How can you harness the creativity of a child through photography? I recently embarked on an experiment to this very goal. As I taught this group of children, I found myself learning lessons also, and am very happy to share some tools that will help you do the same.
1. Simplify, Simplify, Simplify
Adults like complicated things. We like to complicate everything too. To teach photography to children you must get out of this mindset. The most important element in your teaching children is that they understand a single concept first – and understand that well. From this foundation you can build upon other elements slowly.
2. Start with the Basics
The most important concepts in photography are universally known to be “Fill the Frame” and “Rule of Thirds“. In theory, you could combine these two ideas into a single session, but once again keeping with the “Simplify” concept, it works very well to do each as a single session. Begin with “Fill the Frame”, and emphasize that above all your subject must fill the frame to remove distractions. It’s ok to show examples of subjects quite literally “filling the frame” with very few other elements. Once they practice and master the idea of removing distractions, you can go on to explain that other elements can be in the picture to support your main subject.
3. Allow 30% Theory and 70% Practice
Kids will only sit still for so long before their focus diverts. For this reason spend the majority of your time allowing the kids to practice. You don’t have to send them out on a photoshoot; you could bring a bag of random objects and allow them to play right inside your classroom. Assign them a number of photos, and encourage them to come back to you for feedback. Invaluable practice comes from re-shooting the same subject to get the concept down.
4. Repeat, Repeat, Repeat
Don’t be afraid of saying the same phrases multiple times to be confident the concepts have stuck. Have the kids repeat the phrases back to you. Explain the same phrase in different ways, and do so multiple times.

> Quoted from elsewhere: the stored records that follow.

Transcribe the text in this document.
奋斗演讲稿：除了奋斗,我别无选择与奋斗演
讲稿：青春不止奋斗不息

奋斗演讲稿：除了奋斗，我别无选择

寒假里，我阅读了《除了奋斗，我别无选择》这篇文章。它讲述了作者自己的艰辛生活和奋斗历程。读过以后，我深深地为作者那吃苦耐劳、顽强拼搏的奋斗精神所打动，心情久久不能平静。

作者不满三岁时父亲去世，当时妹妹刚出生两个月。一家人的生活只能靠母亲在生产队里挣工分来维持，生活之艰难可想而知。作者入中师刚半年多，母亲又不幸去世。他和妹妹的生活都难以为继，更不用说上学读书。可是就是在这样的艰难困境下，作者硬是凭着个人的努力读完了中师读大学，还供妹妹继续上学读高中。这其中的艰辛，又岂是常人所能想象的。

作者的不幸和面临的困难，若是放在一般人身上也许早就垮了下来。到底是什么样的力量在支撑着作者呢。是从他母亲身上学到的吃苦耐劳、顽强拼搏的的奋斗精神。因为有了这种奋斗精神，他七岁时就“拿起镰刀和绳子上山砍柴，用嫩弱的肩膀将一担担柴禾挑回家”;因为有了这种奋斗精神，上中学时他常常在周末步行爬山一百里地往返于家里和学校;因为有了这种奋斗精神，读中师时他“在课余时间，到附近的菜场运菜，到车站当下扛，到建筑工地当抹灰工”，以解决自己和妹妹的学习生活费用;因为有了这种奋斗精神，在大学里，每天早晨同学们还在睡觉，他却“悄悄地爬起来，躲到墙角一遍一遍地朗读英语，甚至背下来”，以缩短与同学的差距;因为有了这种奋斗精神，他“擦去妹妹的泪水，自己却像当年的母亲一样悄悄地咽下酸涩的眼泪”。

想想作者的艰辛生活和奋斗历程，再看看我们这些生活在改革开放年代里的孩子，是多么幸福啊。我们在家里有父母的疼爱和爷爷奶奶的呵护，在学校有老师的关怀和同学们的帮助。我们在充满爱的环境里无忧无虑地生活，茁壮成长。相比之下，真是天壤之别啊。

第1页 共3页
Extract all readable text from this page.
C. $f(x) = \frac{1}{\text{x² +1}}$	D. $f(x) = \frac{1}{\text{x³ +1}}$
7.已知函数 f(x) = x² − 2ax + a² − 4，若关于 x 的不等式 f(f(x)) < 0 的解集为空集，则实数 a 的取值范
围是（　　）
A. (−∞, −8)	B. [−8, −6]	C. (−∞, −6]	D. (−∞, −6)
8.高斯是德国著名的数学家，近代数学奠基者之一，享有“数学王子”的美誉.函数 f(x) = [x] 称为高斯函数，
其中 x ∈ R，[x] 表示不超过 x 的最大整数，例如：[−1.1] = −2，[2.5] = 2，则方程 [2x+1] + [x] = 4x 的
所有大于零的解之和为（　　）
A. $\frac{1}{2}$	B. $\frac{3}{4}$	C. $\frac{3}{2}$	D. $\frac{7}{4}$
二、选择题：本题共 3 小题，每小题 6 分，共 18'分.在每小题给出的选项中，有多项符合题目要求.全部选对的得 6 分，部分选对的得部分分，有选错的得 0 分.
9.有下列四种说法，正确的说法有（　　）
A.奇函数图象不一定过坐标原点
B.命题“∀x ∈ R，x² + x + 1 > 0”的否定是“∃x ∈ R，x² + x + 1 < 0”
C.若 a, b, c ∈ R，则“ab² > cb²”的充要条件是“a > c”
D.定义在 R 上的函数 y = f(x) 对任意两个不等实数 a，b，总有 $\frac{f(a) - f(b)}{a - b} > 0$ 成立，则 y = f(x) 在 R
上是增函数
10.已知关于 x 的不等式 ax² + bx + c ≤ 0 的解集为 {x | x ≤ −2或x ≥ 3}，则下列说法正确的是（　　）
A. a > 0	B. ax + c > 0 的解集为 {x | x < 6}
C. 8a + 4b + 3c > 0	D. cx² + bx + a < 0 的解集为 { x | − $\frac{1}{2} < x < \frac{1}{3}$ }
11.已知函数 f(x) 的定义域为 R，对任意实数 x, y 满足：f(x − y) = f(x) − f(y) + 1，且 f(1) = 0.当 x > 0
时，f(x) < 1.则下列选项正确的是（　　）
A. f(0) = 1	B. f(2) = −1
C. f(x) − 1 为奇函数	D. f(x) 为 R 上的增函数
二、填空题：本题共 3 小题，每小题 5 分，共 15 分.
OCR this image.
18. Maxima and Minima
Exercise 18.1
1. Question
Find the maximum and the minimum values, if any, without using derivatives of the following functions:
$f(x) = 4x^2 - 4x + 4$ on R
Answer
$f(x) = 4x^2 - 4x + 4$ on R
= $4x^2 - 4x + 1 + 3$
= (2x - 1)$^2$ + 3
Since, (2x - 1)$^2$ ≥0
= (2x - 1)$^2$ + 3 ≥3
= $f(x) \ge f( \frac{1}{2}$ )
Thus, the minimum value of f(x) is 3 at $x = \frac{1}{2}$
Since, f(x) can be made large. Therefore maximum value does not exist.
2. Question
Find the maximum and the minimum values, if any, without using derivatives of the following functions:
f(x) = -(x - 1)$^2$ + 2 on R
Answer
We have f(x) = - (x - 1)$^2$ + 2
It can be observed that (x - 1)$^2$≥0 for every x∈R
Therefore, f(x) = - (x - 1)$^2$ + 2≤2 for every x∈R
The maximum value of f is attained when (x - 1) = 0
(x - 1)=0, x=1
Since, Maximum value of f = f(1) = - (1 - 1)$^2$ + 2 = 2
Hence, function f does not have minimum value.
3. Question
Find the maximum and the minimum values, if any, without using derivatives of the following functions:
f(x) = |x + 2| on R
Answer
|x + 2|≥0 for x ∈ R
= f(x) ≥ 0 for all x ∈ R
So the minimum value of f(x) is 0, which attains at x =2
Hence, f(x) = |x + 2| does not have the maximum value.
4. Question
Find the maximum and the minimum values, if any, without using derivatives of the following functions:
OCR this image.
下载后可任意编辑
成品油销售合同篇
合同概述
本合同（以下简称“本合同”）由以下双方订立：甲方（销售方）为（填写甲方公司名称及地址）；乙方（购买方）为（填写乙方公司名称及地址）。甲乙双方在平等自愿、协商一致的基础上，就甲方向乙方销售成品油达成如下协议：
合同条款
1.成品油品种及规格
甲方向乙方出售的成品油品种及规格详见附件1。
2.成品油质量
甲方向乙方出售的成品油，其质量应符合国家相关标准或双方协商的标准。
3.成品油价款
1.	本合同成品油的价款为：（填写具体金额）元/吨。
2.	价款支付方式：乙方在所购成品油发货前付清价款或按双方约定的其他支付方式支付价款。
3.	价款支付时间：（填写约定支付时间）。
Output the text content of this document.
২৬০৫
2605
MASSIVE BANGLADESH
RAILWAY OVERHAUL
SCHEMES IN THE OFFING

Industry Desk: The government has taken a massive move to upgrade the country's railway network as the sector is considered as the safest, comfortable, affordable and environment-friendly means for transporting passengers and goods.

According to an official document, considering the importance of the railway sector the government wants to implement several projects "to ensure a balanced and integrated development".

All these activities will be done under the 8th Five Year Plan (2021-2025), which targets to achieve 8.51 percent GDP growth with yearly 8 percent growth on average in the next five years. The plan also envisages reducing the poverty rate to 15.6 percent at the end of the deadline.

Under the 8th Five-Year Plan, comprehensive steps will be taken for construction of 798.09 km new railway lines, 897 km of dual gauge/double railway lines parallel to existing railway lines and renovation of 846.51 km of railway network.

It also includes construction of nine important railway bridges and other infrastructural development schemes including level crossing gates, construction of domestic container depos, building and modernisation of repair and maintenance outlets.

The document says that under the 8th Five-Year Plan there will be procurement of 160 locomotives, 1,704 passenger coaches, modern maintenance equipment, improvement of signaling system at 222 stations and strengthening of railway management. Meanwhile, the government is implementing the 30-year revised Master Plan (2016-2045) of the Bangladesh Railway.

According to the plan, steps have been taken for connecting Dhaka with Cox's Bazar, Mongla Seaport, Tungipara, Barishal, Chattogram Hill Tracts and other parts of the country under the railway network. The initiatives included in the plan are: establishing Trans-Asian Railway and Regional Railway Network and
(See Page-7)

Kids will be kids, and they won’t always get things the way you hope they would. The most important thing you can do as you teach is to encourage their creativity. Don’t point out all the things that are wrong. Point out one thing that they can improve upon, and encourage all the things you see them doing well with their photos.
6. Have Contests to Spur on Creative Excitement
Everyone likes to compete. Set a contest for “most colorful” or “most interesting”. Give an appropriate amount of time for their goal. When the kids come back from shooting, walk them through the creative elements of their photos. Foster team spirit by having the kids vote on which photo most fulfills the contest.
Not everyone is cut out to be a teacher. But everyone can invest in the lives of children and inspire the next generation of creative artists. You never know who will grow up to become a well known and appreciated photographer because you gave them the first opportunity.